I have a table as follows
|GroupID | UserID |
--------------------
|1 | 1 |
|1 | 2 |
|1 | 3 |
|2 | 1 |
|2 | 2 |
|3 | 20 |
|3 | 30 |
|5 | 200 |
|5 | 100 |
Basically what this does is create a "group" which user IDs get associated with, so when I wish to request members of a group I can call on the table.
Users have the option of leaving a group, and creating a new one.
When all users have left a group, there's no longer that groupID in my table.
Lets pretend this is for a chat application where users might close and open chats constantly, the group IDs will add up very quickly, but the number of chats will realistically not reach millions of chats with hundreds of users.
I'd like to recycle the group ID numbers, such that when I goto insert a new record, if group 4 is unused (as is the case above), it gets assigned.
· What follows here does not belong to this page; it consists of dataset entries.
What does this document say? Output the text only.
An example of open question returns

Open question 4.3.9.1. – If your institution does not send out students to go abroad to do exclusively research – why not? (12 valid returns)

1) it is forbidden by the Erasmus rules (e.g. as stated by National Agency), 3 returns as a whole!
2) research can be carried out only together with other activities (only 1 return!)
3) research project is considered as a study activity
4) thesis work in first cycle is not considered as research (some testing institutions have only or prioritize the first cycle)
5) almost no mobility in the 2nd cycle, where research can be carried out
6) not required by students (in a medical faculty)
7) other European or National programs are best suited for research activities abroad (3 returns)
There are good reasons not to do this, but it's pretty straightforward in PostgreSQL. The technique--using generate_series() to find gaps in a sequence--is useful in other contexts, too.
WITH group_id_range AS (
SELECT generate_series((SELECT MIN(group_id) FROM groups),
(SELECT MAX(group_id) FROM groups)) group_id
)
SELECT min(gir.group_id)
FROM group_id_range gir
LEFT JOIN groups g ON (gir.group_id = g.group_id)
WHERE g.group_id IS NULL;
That query will return NULL if there are no gaps or if there are no rows at all in the table "groups". If you want to use this to return the next group id number regardless of the state of the table "groups", use this instead.
WITH group_id_range AS (
SELECT generate_series(
(COALESCE((SELECT MIN(group_id) FROM groups), 1)),
(COALESCE((SELECT MAX(group_id) FROM groups), 1))
) group_id
)
SELECT COALESCE(min(gir.group_id), (SELECT MAX(group_id)+1 FROM groups))
FROM group_id_range gir
LEFT JOIN groups g ON (gir.group_id = g.group_id)
WHERE g.group_id IS NULL;